#EURef and seeing sense on the matter of national sovereignty…

A Chartered Accountant by professional qualification, Robert Jenkins has over 30 years’ EU-related business experience. He has also been active in Conservative politics, and is the author of Tony Benn, A Political Biography.

The UK’s EU Referendum is fundamentally about national sovereignty, but there is little understanding about the EU and how it affects this. This contribution provides a fresh understanding of these issues. This is a short summary of my more detailed report Sense About Sovereignty (PDF).

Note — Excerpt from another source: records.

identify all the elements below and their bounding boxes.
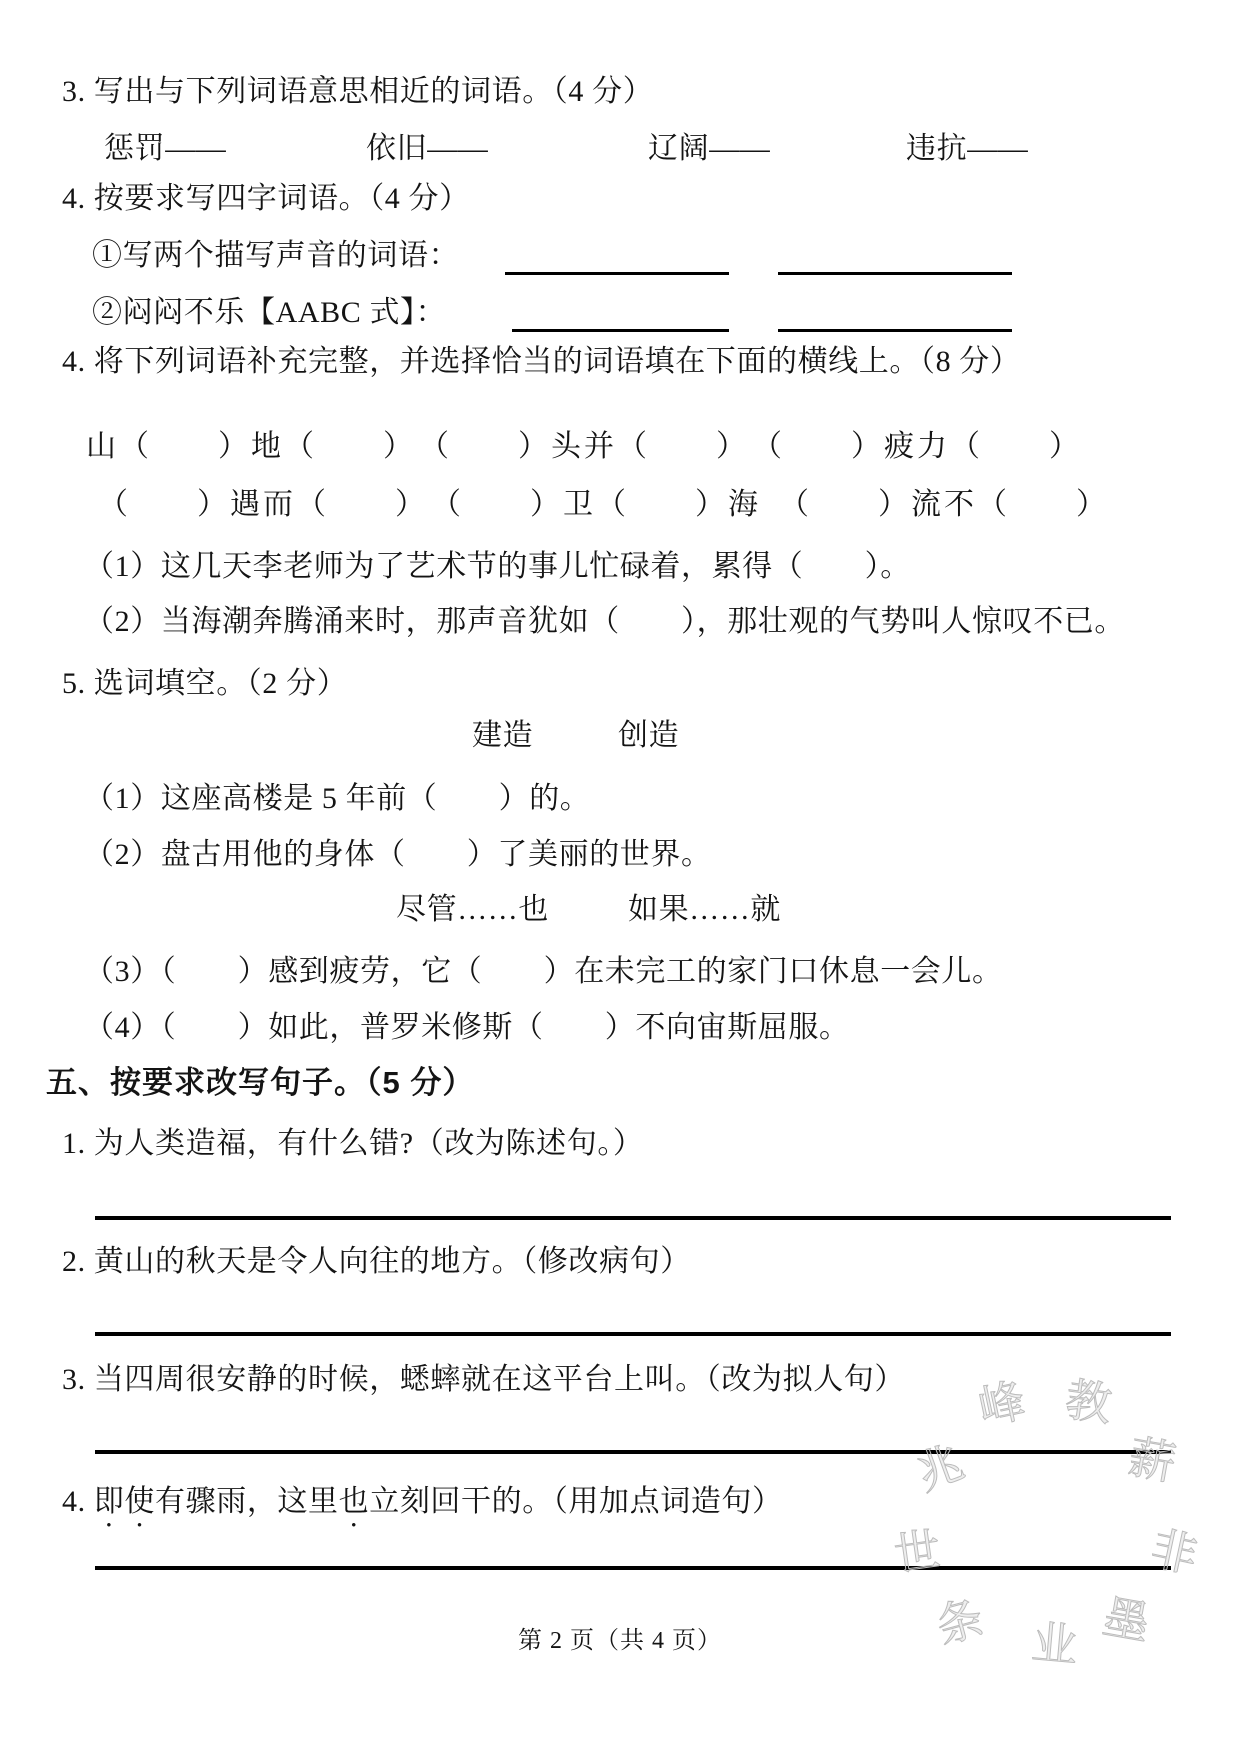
q5-option-jianzao: 建造 xyxy=(472,718,533,754)
q3-title: 3. 写出与下列词语意思相近的词语。（4 分） xyxy=(62,74,653,110)
q5-option-jinguan-ye: 尽管……也 xyxy=(396,892,549,928)
q4b-idiom-row-1: 山（ ）地（ ） （ ）头并（ ） （ ）疲力（ ） xyxy=(86,429,1082,465)
q4a-sub1-blank-1 xyxy=(505,272,729,275)
q3-word-chengfa: 惩罚—— xyxy=(104,131,226,167)
q4a-sub2: ②闷闷不乐【AABC 式】： xyxy=(92,295,446,331)
section5-q4-dotted-word-ye: 也 xyxy=(339,1485,370,1518)
section5-q4-number: 4. xyxy=(62,1485,94,1518)
answer-line-4 xyxy=(95,1566,1171,1570)
section5-q4-dotted-word-jishi: 即使 xyxy=(94,1485,155,1518)
q4a-sub1-blank-2 xyxy=(778,272,1012,275)
section5-q2: 2. 黄山的秋天是令人向往的地方。（修改病句） xyxy=(62,1244,691,1280)
q4b-sentence-2: （2）当海潮奔腾涌来时，那声音犹如（ ），那壮观的气势叫人惊叹不已。 xyxy=(84,604,1125,640)
section5-q3: 3. 当四周很安静的时候，蟋蟀就在这平台上叫。（改为拟人句） xyxy=(62,1362,905,1398)
section5-q4-middle: 有骤雨，这里 xyxy=(155,1485,339,1518)
section5-q1: 1. 为人类造福，有什么错?（改为陈述句。） xyxy=(62,1126,644,1162)
exam-paper-page: 3. 写出与下列词语意思相近的词语。（4 分） 惩罚—— 依旧—— 辽阔—— 违… xyxy=(0,0,1240,1754)
q5-sentence-4: （4）（ ）如此，普罗米修斯（ ）不向宙斯屈服。 xyxy=(84,1010,850,1046)
watermark-glyph-2: 教 xyxy=(1062,1363,1117,1435)
q5-option-ruguo-jiu: 如果……就 xyxy=(628,892,781,928)
q5-sentence-2: （2）盘古用他的身体（ ）了美丽的世界。 xyxy=(84,837,712,873)
watermark-glyph-4: 薪 xyxy=(1125,1421,1182,1494)
q5-sentence-1: （1）这座高楼是 5 年前（ ）的。 xyxy=(84,781,590,817)
answer-line-2 xyxy=(95,1332,1171,1336)
watermark-glyph-1: 峰 xyxy=(972,1364,1031,1438)
watermark-glyph-6: 非 xyxy=(1146,1512,1205,1586)
q4a-sub1: ①写两个描写声音的词语： xyxy=(92,238,459,274)
page-number-footer: 第 2 页（共 4 页） xyxy=(0,1620,1240,1655)
q5-option-chuangzao: 创造 xyxy=(618,718,679,754)
q3-word-weikang: 违抗—— xyxy=(906,131,1028,167)
q5-title: 5. 选词填空。（2 分） xyxy=(62,666,347,702)
q5-sentence-3: （3）（ ）感到疲劳，它（ ）在未完工的家门口休息一会儿。 xyxy=(84,954,1003,990)
q4a-sub2-blank-2 xyxy=(778,329,1012,332)
section5-title: 五、按要求改写句子。（5 分） xyxy=(46,1064,474,1101)
q3-word-yijiu: 依旧—— xyxy=(366,131,488,167)
q4b-sentence-1: （1）这几天李老师为了艺术节的事儿忙碌着，累得（ ）。 xyxy=(84,549,911,585)
q3-word-liaokuo: 辽阔—— xyxy=(648,131,770,167)
watermark-glyph-3: 兆 xyxy=(906,1426,972,1504)
watermark-glyph-5: 世 xyxy=(890,1513,945,1585)
q4a-sub2-blank-1 xyxy=(512,329,729,332)
answer-line-3 xyxy=(95,1450,1171,1454)
answer-line-1 xyxy=(95,1216,1171,1220)
section5-q4: 4. 即使有骤雨，这里也立刻回干的。（用加点词造句） xyxy=(62,1484,783,1534)
q4b-title: 4. 将下列词语补充完整，并选择恰当的词语填在下面的横线上。（8 分） xyxy=(62,344,1021,380)
q4a-title: 4. 按要求写四字词语。（4 分） xyxy=(62,181,470,217)
q4b-idiom-row-2: （ ）遇而（ ） （ ）卫（ ）海 （ ）流不（ ） xyxy=(98,487,1109,523)
section5-q4-rest: 立刻回干的。（用加点词造句） xyxy=(369,1485,782,1518)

The UK’s conferral and sharing sovereignty is for specified EU purposes, with the core areas of its national sovereignty satisfactorily protected:

  • The EU’s constitutional arrangements specify those areas where Member States have conferred “competence” exclusively to EU level, fundamentally relate to the effective functioning of its Single Market  – eg competition and internal market transparency.
  • Competence is otherwise either shared at EU level or remains exclusively with the Member States. Core areas of sovereignty remain under national control – public expenditure and taxation, defence, domestic and foreign policy.
  • The EUs two key principles:
  • Subsidiarity: where the EU does not have exclusive competence, it can only act if it is better placed than its Member States to do so;
  • Proportionality: the scope of EU action must be limited to what is necessary to achieve its objectives, with Member States determining how policy decisions taken at EU level are actually implemented at national level.
  • All proposed EU legislation must be approved in advance by national Parliaments as consistent with subsidiarity and also by the democratically, directly elected EU Parliament.

EU membership enhances the UK’s practical sovereignty by:

  • Giving access to the Single Market, representing around one-quarter of the world’s GDP;
  • Enhancing the UK’s political influence internationally because of the EU’s standing as a leading global political entity.
  • These benefits more than offset bureaucratic and financial costs to the UK of EU membership.

The UK’s national interest is to remain in the EU:

  • Its special status outside the Eurozone is secure, without it having to participate in any further political integration by other of its Member States.
  • Should the UK leave the EU, it will, in any event, have to comply with EU regulations in exporting to it, and if still in the Single Market, will have to make a comparable financial contribution to the EU, with EU free movement of labour requirements also continuing to apply.
  • The EU faces major challenges, in particular in relation to the sustainability of the Eurozone and its political cohesion. However it is in the UK’s national interest to work for its reform from within the EU, and for it to leave it would be reckless. Nevertheless, should this not prove to be in its national interest in due course, the UK can leave it at some future stage since sovereignty is always inalienable.